Shared HPC software installations

TL;DR: Keep your own installation on a computing cluster, don’t rely on others. But do use a package manager. And share the build scripts with the upstream repository, so everyone can easily maintain and extend their own tool collection.

I work at a research institute with considerable computing capabilities. Things you can’t run on your normal work machine you send to a high performance computing cluster. Administration is taken care of by a group of people specifically employed to make sure things run smoothly, so you just log in and run whatever computing task you require.

Well, almost.

Of course, there is some software needed in order to run your analyses. You installed this on your local machine a long time ago using your OS’s package manger. But is it available on the computing cluster?

Typical HPC setup

The system administrators were happy to add software available in the official distributions’ repository but not from third party sources. Of course, this makes sense because everything needed to be stable. And stable meant the system libraries are generally out of date by a couple of years.

We were lucky to have a person who, next to his regular responsibilities installed software that people needed on a semi-regular basis. Or people compiled different tools themselves. Every new tool was a new entry in $PATH, which grew continuously. And $LD_LIBRARY_PATH too, of course, which resulted in broken dependencies all the time because something didn’t quite resolve right.

Manually compiling things often resulted in disabling optional functionality in order to get it done quickly (BLAS/LAPACK support for R? Then I’d need to install two more libraries). And it took a substantial amount of time to get anything running.

Package managers to the rescue

The obvious answer to the above mess is to use a package manager to take care of dependencies automatically and provide a much larger set of available software or build scripts to draw from than was readily available on the system.

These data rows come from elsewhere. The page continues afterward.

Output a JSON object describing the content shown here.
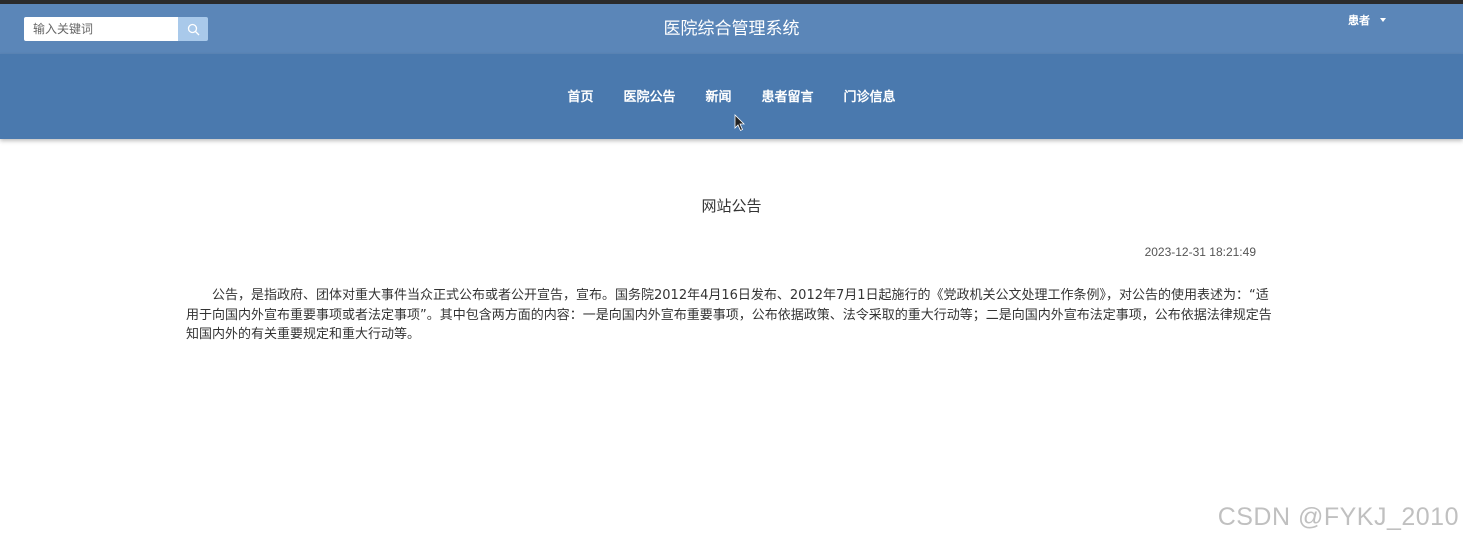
{
  "header": {
    "search_placeholder": "输入关键词",
    "search_icon": "search-icon",
    "site_title": "医院综合管理系统",
    "user_label": "患者"
  },
  "nav": {
    "items": [
      {
        "label": "首页"
      },
      {
        "label": "医院公告"
      },
      {
        "label": "新闻"
      },
      {
        "label": "患者留言"
      },
      {
        "label": "门诊信息"
      }
    ]
  },
  "notice": {
    "title": "网站公告",
    "date": "2023-12-31 18:21:49",
    "body": "公告，是指政府、团体对重大事件当众正式公布或者公开宣告，宣布。国务院2012年4月16日发布、2012年7月1日起施行的《党政机关公文处理工作条例》，对公告的使用表述为：“适用于向国内外宣布重要事项或者法定事项”。其中包含两方面的内容：一是向国内外宣布重要事项，公布依据政策、法令采取的重大行动等；二是向国内外宣布法定事项，公布依据法律规定告知国内外的有关重要规定和重大行动等。"
  },
  "watermark": "CSDN @FYKJ_2010",
  "colors": {
    "topbar": "#5b86b8",
    "navbar": "#4a79ae",
    "search_button": "#a9c9ea"
  }
}
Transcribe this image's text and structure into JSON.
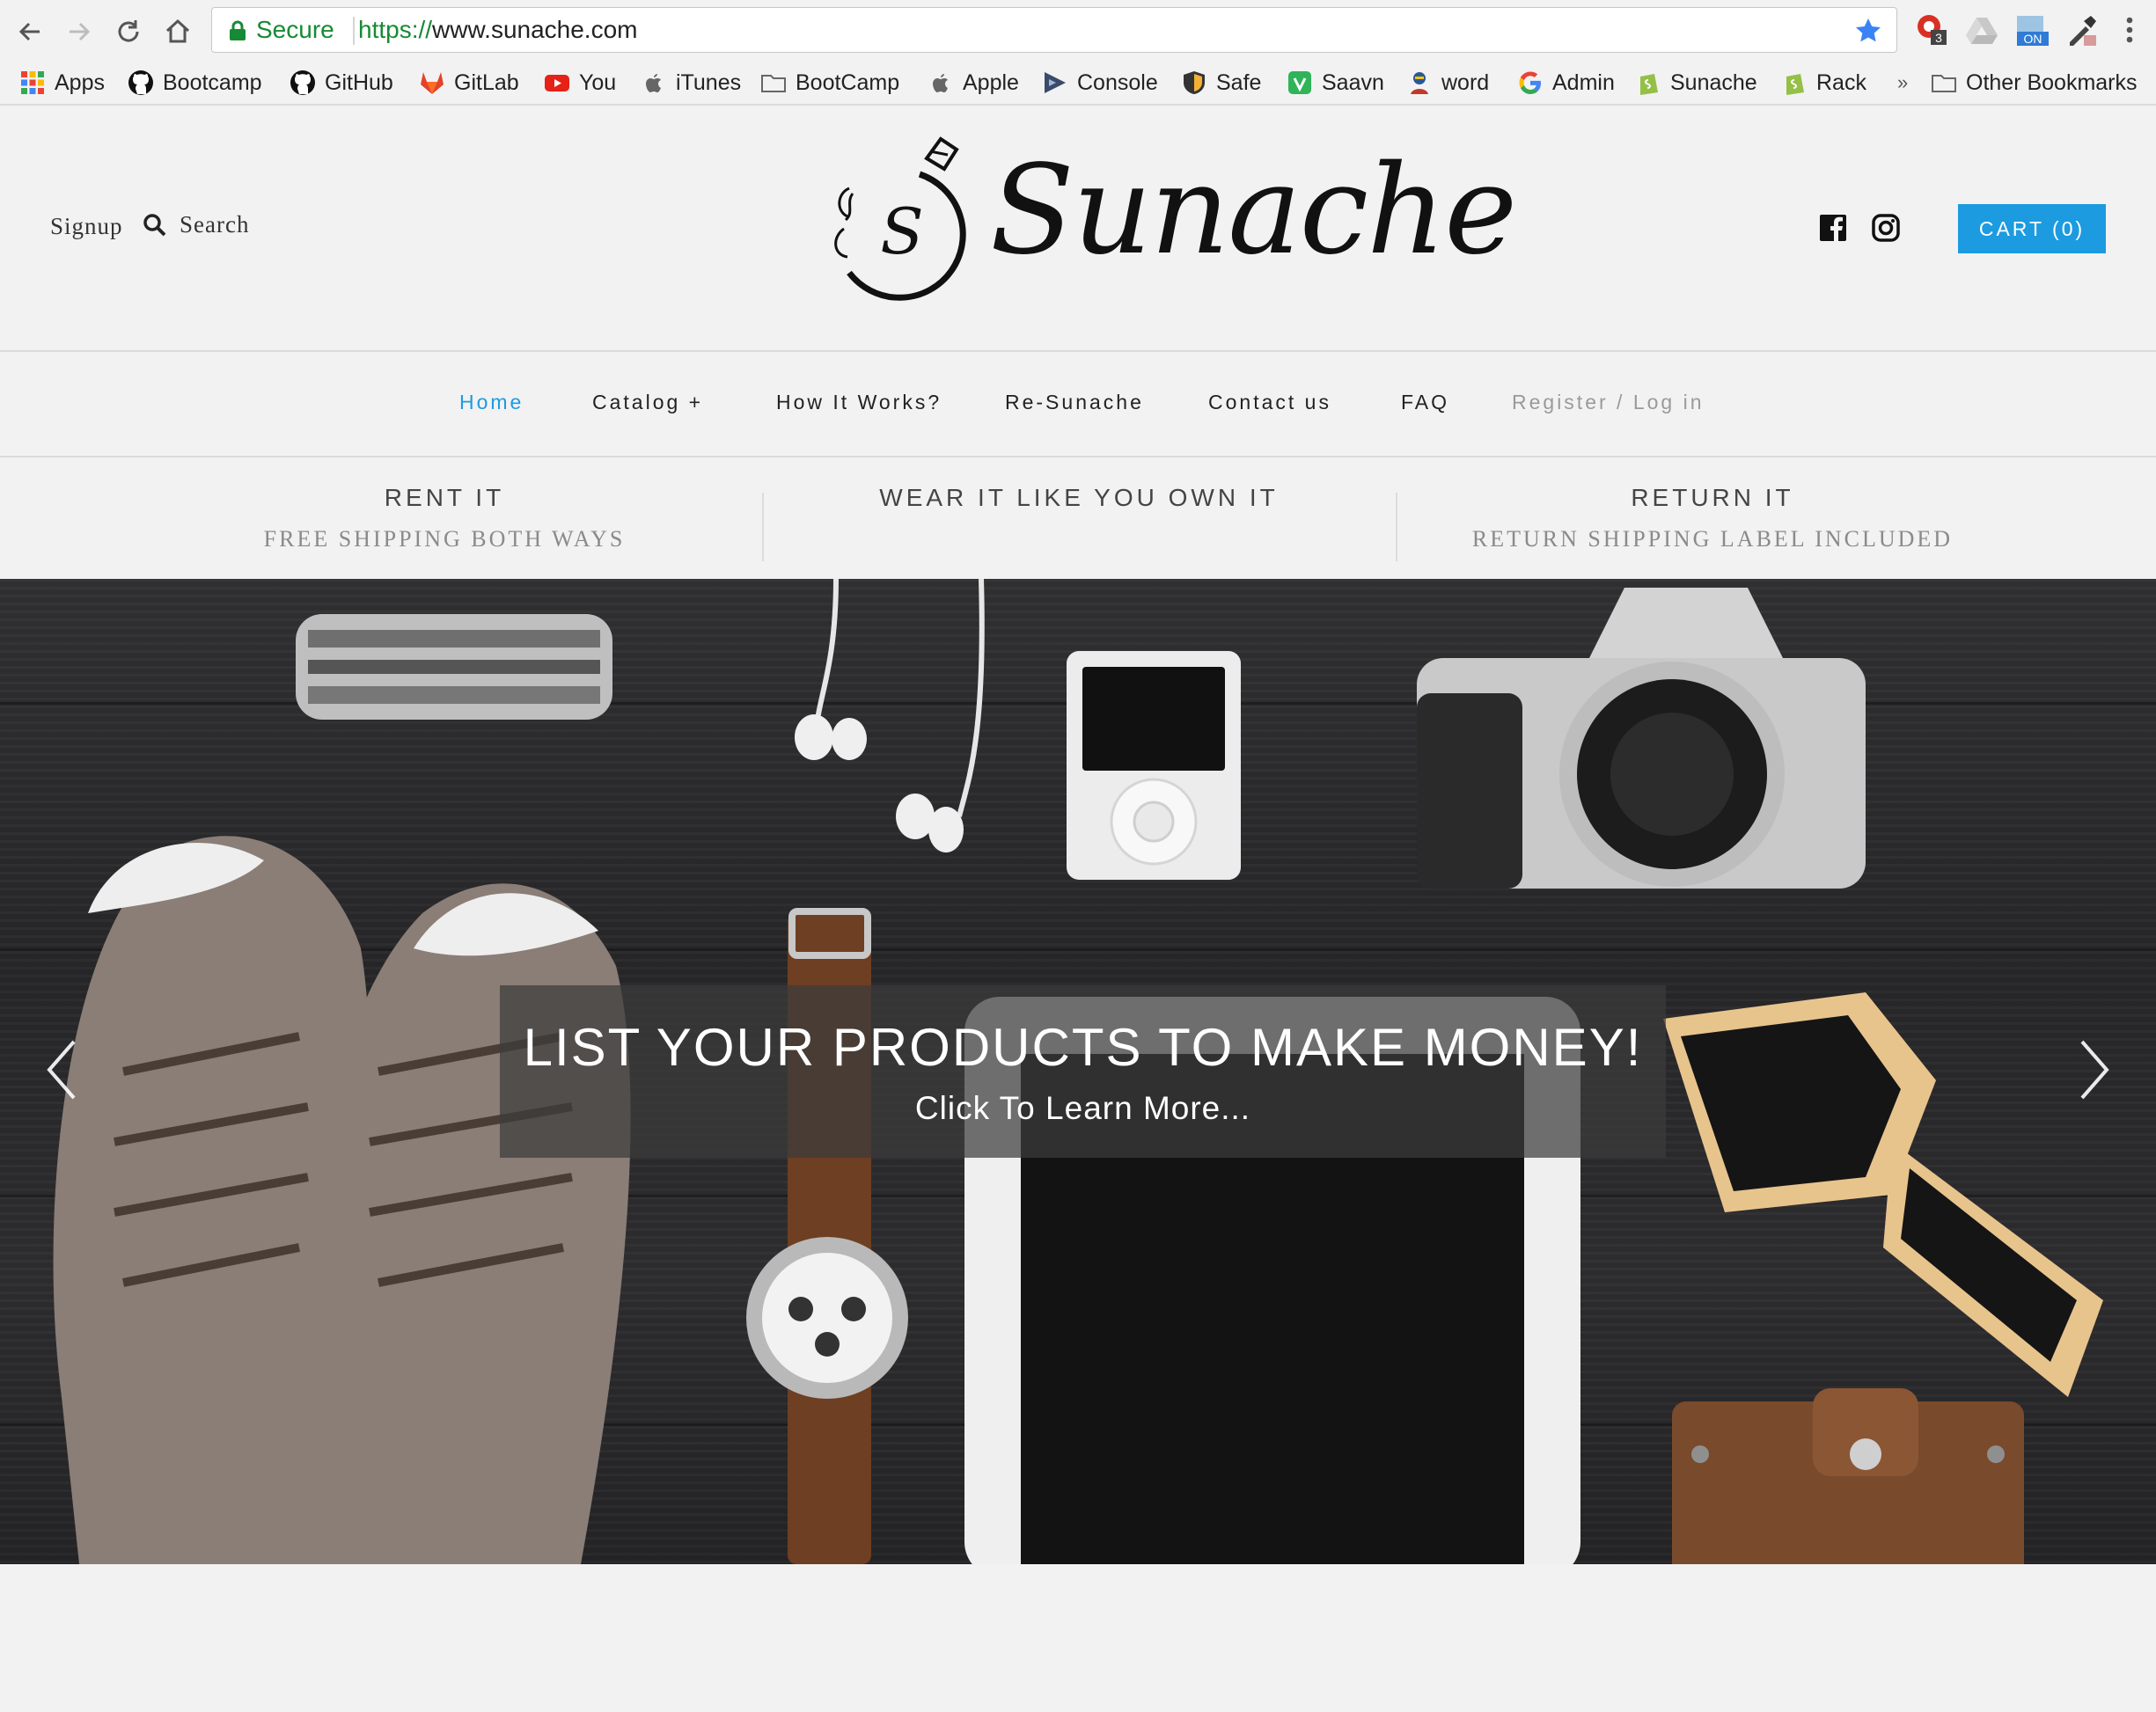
{
  "browser": {
    "secure_label": "Secure",
    "url_scheme": "https://",
    "url_rest": "www.sunache.com",
    "extension_badge_count": "3",
    "extension_toggle_label": "ON",
    "bookmarks": [
      {
        "label": "Apps",
        "icon": "apps-grid-icon"
      },
      {
        "label": "Bootcamp",
        "icon": "github-icon"
      },
      {
        "label": "GitHub",
        "icon": "github-icon"
      },
      {
        "label": "GitLab",
        "icon": "gitlab-icon"
      },
      {
        "label": "You",
        "icon": "youtube-icon"
      },
      {
        "label": "iTunes",
        "icon": "apple-icon"
      },
      {
        "label": "BootCamp",
        "icon": "folder-icon"
      },
      {
        "label": "Apple",
        "icon": "apple-icon"
      },
      {
        "label": "Console",
        "icon": "console-icon"
      },
      {
        "label": "Safe",
        "icon": "shield-icon"
      },
      {
        "label": "Saavn",
        "icon": "saavn-icon"
      },
      {
        "label": "word",
        "icon": "word-icon"
      },
      {
        "label": "Admin",
        "icon": "google-icon"
      },
      {
        "label": "Sunache",
        "icon": "shopify-icon"
      },
      {
        "label": "Rack",
        "icon": "shopify-icon"
      }
    ],
    "overflow_label": "»",
    "other_bookmarks": "Other Bookmarks"
  },
  "header": {
    "signup": "Signup",
    "search": "Search",
    "logo_letter": "S",
    "logo_word": "Sunache",
    "cart_label": "CART (0)"
  },
  "nav": {
    "items": [
      {
        "label": "Home",
        "state": "active"
      },
      {
        "label": "Catalog +",
        "state": "normal"
      },
      {
        "label": "How It Works?",
        "state": "normal"
      },
      {
        "label": "Re-Sunache",
        "state": "normal"
      },
      {
        "label": "Contact us",
        "state": "normal"
      },
      {
        "label": "FAQ",
        "state": "normal"
      },
      {
        "label": "Register / Log in",
        "state": "muted"
      }
    ]
  },
  "promo": [
    {
      "title": "RENT IT",
      "subtitle": "FREE SHIPPING BOTH WAYS"
    },
    {
      "title": "WEAR IT LIKE YOU OWN IT",
      "subtitle": ""
    },
    {
      "title": "RETURN IT",
      "subtitle": "RETURN SHIPPING LABEL INCLUDED"
    }
  ],
  "hero": {
    "headline": "LIST YOUR PRODUCTS TO MAKE MONEY!",
    "subline": "Click To Learn More..."
  },
  "colors": {
    "accent": "#1c9be0",
    "secure_green": "#178a35",
    "page_bg": "#f2f2f2"
  }
}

At the time (first half of 2014), however, there were not many options available. After looking for possible solutions for a couple of weeks I discovered the Gentoo Prefix project that provided a user-level package manager which could use (almost) all the build scripts from the distribution.

This was great! It provided a base installation that enabled a non-root user the use of portage in a specified directory, resolved dependencies automatically, and resolved library locations using RPATH instead of the $LD_LIBRARY_PATH mess.

emerge <whatever you want>

Magic.

Only downside was that the bootstrap and compilation options were a bit involved, so it probably wasn’t for everyone to take care of this. Hence I set this up at my institute and advocated that people use it. We had a bug tracker, software requests, and advertised updates before we performed them so users are not surprised by small changes. About 30 people relied on it, and it worked really well for three years to come.

Don’t use shared software installations

We had minor hiccups on occasion and a major hiccup once (basically, the linker added symbols from a broken internationalization library that cascaded into breaking everything newly added or updated). But these were a small price to pay for a usable and convenient system.

One thing that was annoying is that libraries and tools sometimes change API between updates, and that would break a workflow that you are currently using. But since this was shared, a change for anyone was a change for everyone.

Since then, however, things have evolved. Linuxbrew (the linux-pendant to the OS-X package manager Homebrew) and Conda were released. And they were substantially simpler to use than Gentoo.

So I don’t really see a reason to still put up with API changes for any user unless they want to update their installation. The new package managers are easy enough to use individually, and storage space is cheap so why bother.

But please contribute your build scripts

There is, however, one thing to keep in mind that often goes underappreciated. If you need a tool that doesn’t yet exist in a repository and you already put the effort in to manually install it, go one step further and add is as a build script for the package manager. Please. It helps so much if more people do that.